No es la primera vez que me sucede algo parecido; hace meses, por Fiverr, posteé gigs como redactora de contenido, traductora y también como “modelo”. Aparentemente, es algo bastante común en la plataforma y vi cuentas de otras mujeres que lo hacen. La mayoría de las fotos eran tipo stock (banco de imágenes), con las modelos simulando situaciones. En mi mente, lo peor (o mejor) que podía pasar era que me convirtiera en un meme.
A ese gig solo conseguí una respuesta, de un mexicano que, además de querer pagarme sin usar Fiverr como mediador, quería que me escribiera su nombre en el cuerpo (preferiblemente piernas o senos). Por supuesto, quité ese anuncio. Los de redacción se vencieron, nunca conseguí ninguna oferta.
Estoy segura que esos intercambios con estas personas anónimas no son nada grave, estoy segurísima que a muchas personas les debe haber pasado algo más desagradable. Y lo que es peor, estoy segura que muchas personas en el mundo -y particularmente en Venezuela- quizá no la piensan tanto como yo y lo hacen, porque están desesperadas por conseguir tres míseros dólares, que “no son nada, pero es algo”.
La crisis te desfasa la lógica y el instinto de preservación. Con el estómago rugiendo de hambre y una casa que mantener, ¿qué importa que unos seres sin rostro se diviertan con mis fotos? O más adelante, ¿qué importa que me quite la ropa para el divertimento de esos seres anónimos? Tres casillas más adelante: bueno, ya he hecho todo esto, ¿qué tan grave es que me graben teniendo relaciones con otra persona?

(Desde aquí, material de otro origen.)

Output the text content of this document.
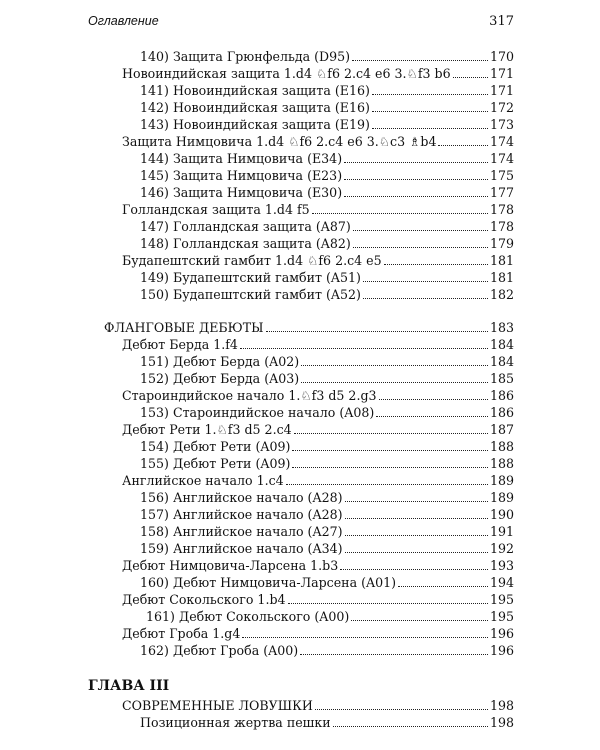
Оглавление	317
140) Защита Грюнфельда (D95)	170
Новоиндийская защита 1.d4 ♘f6 2.c4 e6 3.♘f3 b6	171
141) Новоиндийская защита (E16)	171
142) Новоиндийская защита (E16)	172
143) Новоиндийская защита (E19)	173
Защита Нимцовича 1.d4 ♘f6 2.c4 e6 3.♘c3 ♗b4	174
144) Защита Нимцовича (E34)	174
145) Защита Нимцовича (E23)	175
146) Защита Нимцовича (E30)	177
Голландская защита 1.d4 f5	178
147) Голландская защита (A87)	178
148) Голландская защита (A82)	179
Будапештский гамбит 1.d4 ♘f6 2.c4 e5	181
149) Будапештский гамбит (A51)	181
150) Будапештский гамбит (A52)	182
ФЛАНГОВЫЕ ДЕБЮТЫ	183
Дебют Берда 1.f4	184
151) Дебют Берда (A02)	184
152) Дебют Берда (A03)	185
Староиндийское начало 1.♘f3 d5 2.g3	186
153) Староиндийское начало (A08)	186
Дебют Рети 1.♘f3 d5 2.c4	187
154) Дебют Рети (A09)	188
155) Дебют Рети (A09)	188
Английское начало 1.c4	189
156) Английское начало (A28)	189
157) Английское начало (A28)	190
158) Английское начало (A27)	191
159) Английское начало (A34)	192
Дебют Нимцовича-Ларсена 1.b3	193
160) Дебют Нимцовича-Ларсена (A01)	194
Дебют Сокольского 1.b4	195
161) Дебют Сокольского (A00)	195
Дебют Гроба 1.g4	196
162) Дебют Гроба (A00)	196
ГЛАВА III
СОВРЕМЕННЫЕ ЛОВУШКИ	198
Позиционная жертва пешки	198
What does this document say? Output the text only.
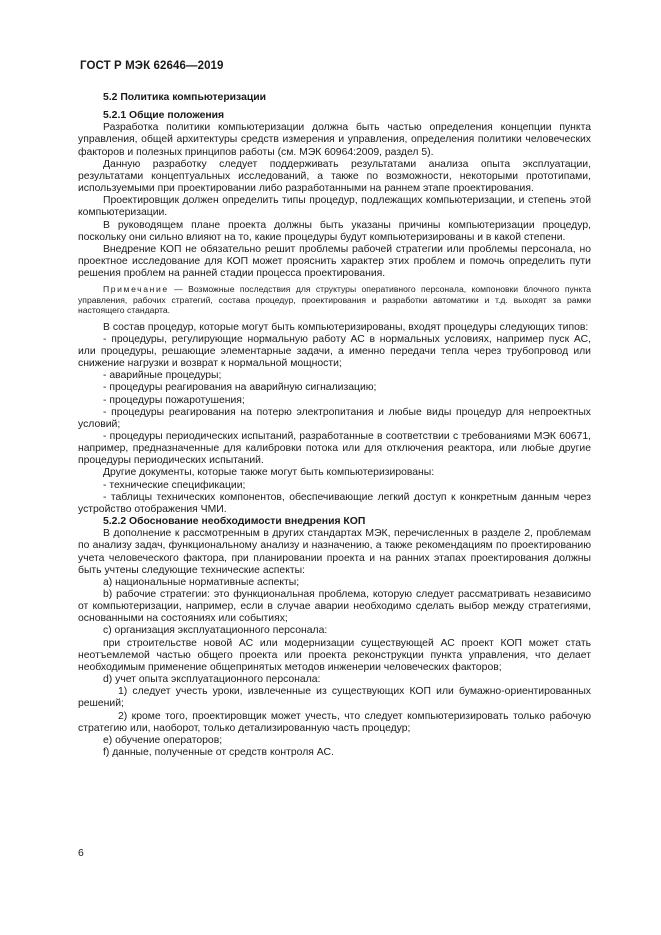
ГОСТ Р МЭК 62646—2019

5.2 Политика компьютеризации

5.2.1 Общие положения

Разработка политики компьютеризации должна быть частью определения концепции пункта управления, общей архитектуры средств измерения и управления, определения политики человеческих факторов и полезных принципов работы (см. МЭК 60964:2009, раздел 5).

Данную разработку следует поддерживать результатами анализа опыта эксплуатации, результатами концептуальных исследований, а также по возможности, некоторыми прототипами, используемыми при проектировании либо разработанными на раннем этапе проектирования.

Проектировщик должен определить типы процедур, подлежащих компьютеризации, и степень этой компьютеризации.

В руководящем плане проекта должны быть указаны причины компьютеризации процедур, поскольку они сильно влияют на то, какие процедуры будут компьютеризированы и в какой степени.

Внедрение КОП не обязательно решит проблемы рабочей стратегии или проблемы персонала, но проектное исследование для КОП может прояснить характер этих проблем и помочь определить пути решения проблем на ранней стадии процесса проектирования.

Примечание — Возможные последствия для структуры оперативного персонала, компоновки блочного пункта управления, рабочих стратегий, состава процедур, проектирования и разработки автоматики и т.д. выходят за рамки настоящего стандарта.

В состав процедур, которые могут быть компьютеризированы, входят процедуры следующих типов:

- процедуры, регулирующие нормальную работу АС в нормальных условиях, например пуск АС, или процедуры, решающие элементарные задачи, а именно передачи тепла через трубопровод или снижение нагрузки и возврат к нормальной мощности;

- аварийные процедуры;

- процедуры реагирования на аварийную сигнализацию;

- процедуры пожаротушения;

- процедуры реагирования на потерю электропитания и любые виды процедур для непроектных условий;

- процедуры периодических испытаний, разработанные в соответствии с требованиями МЭК 60671, например, предназначенные для калибровки потока или для отключения реактора, или любые другие процедуры периодических испытаний.

Другие документы, которые также могут быть компьютеризированы:

- технические спецификации;

- таблицы технических компонентов, обеспечивающие легкий доступ к конкретным данным через устройство отображения ЧМИ.

5.2.2 Обоснование необходимости внедрения КОП

В дополнение к рассмотренным в других стандартах МЭК, перечисленных в разделе 2, проблемам по анализу задач, функциональному анализу и назначению, а также рекомендациям по проектированию учета человеческого фактора, при планировании проекта и на ранних этапах проектирования должны быть учтены следующие технические аспекты:

а) национальные нормативные аспекты;

b) рабочие стратегии: это функциональная проблема, которую следует рассматривать независимо от компьютеризации, например, если в случае аварии необходимо сделать выбор между стратегиями, основанными на состояниях или событиях;

с) организация эксплуатационного персонала:

при строительстве новой АС или модернизации существующей АС проект КОП может стать неотъемлемой частью общего проекта или проекта реконструкции пункта управления, что делает необходимым применение общепринятых методов инженерии человеческих факторов;

d) учет опыта эксплуатационного персонала:

1) следует учесть уроки, извлеченные из существующих КОП или бумажно-ориентированных решений;

2) кроме того, проектировщик может учесть, что следует компьютеризировать только рабочую стратегию или, наоборот, только детализированную часть процедур;

е) обучение операторов;

f) данные, полученные от средств контроля АС.

6
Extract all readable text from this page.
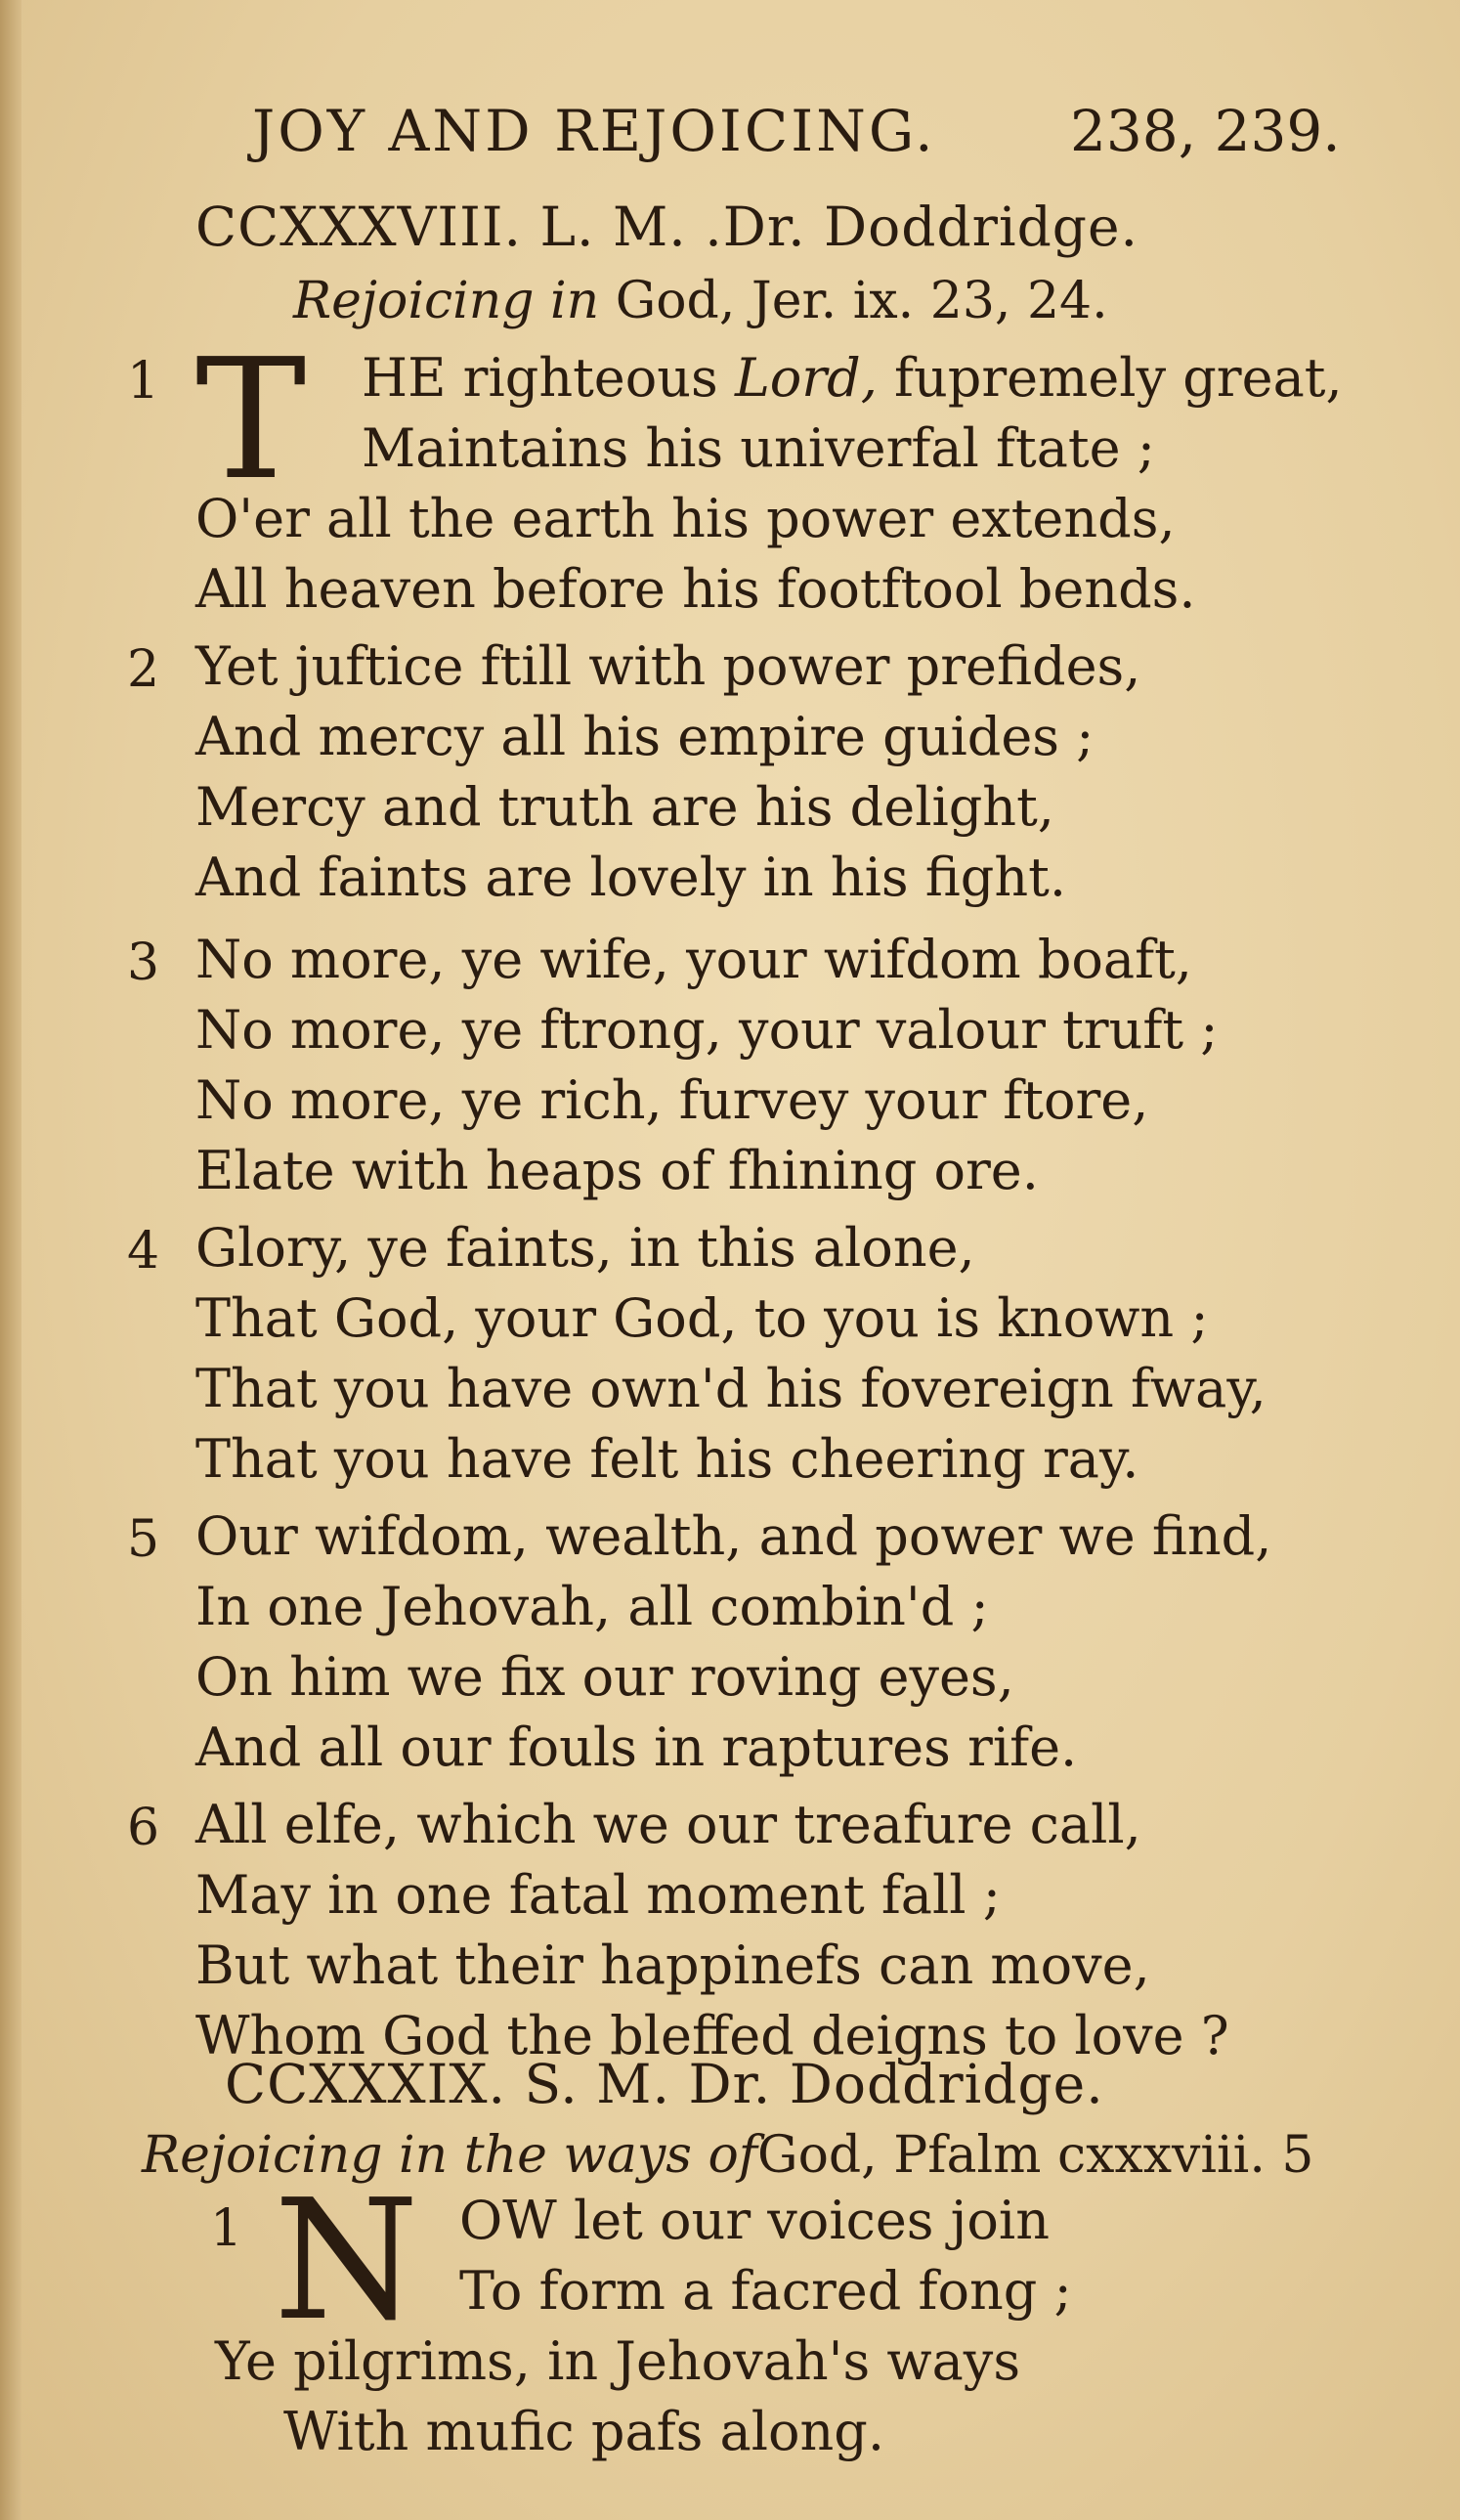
JOY AND REJOICING. 238, 239.
CCXXXVIII. L. M. .Dr. Doddridge.
Rejoicing in God, Jer. ix. 23, 24.
1 T HE righteous Lord, fupremely great,
Maintains his univerfal ftate ;
O'er all the earth his power extends,
All heaven before his footftool bends.
2 Yet juftice ftill with power prefides,
And mercy all his empire guides ;
Mercy and truth are his delight,
And faints are lovely in his fight.
3 No more, ye wife, your wifdom boaft,
No more, ye ftrong, your valour truft ;
No more, ye rich, furvey your ftore,
Elate with heaps of fhining ore.
4 Glory, ye faints, in this alone,
That God, your God, to you is known ;
That you have own'd his fovereign fway,
That you have felt his cheering ray.
5 Our wifdom, wealth, and power we find,
In one Jehovah, all combin'd ;
On him we fix our roving eyes,
And all our fouls in raptures rife.
6 All elfe, which we our treafure call,
May in one fatal moment fall ;
But what their happinefs can move,
Whom God the bleffed deigns to love ?
CCXXXIX. S. M. Dr. Doddridge.
Rejoicing in the ways ofGod, Pfalm cxxxviii. 5
1 N OW let our voices join
To form a facred fong ;
Ye pilgrims, in Jehovah's ways
With mufic pafs along.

Hace mucho tiempo, años, que me desprendí de los tabúes y los juicios de valor sobre qué hace la gente para subsistir. No apoyo, ni apoyaré jamás, a la gente que pasa sobre otra para posicionarse, o aquellos que estafan a millones de personas para aumentar sus arcas (hola, chavismo). Pero que alguien venda su imagen porque está genuinamente preocupada por dinero, pues, se entiende, y si vives en este país, mucho más. Pero es doloroso entender que esas decisiones vienen motivadas por la desesperanza y la necesidad, y más doloroso aún considerarlo para sí mismo.
Los monstruos del mundo se alimentan de la desilusión, la miseria y el apuro. La cantidad de oportunidades para vender tu imagen o tu cuerpo son increíbles, a solo un click de distancia; el click más caro de tu vida, quizá. Un día como hoy pienso en todas esas amigas desconocidas que no tienen más tiempo que perder y me da una impotencia enorme. Yo, por mi parte, seguiré esperando.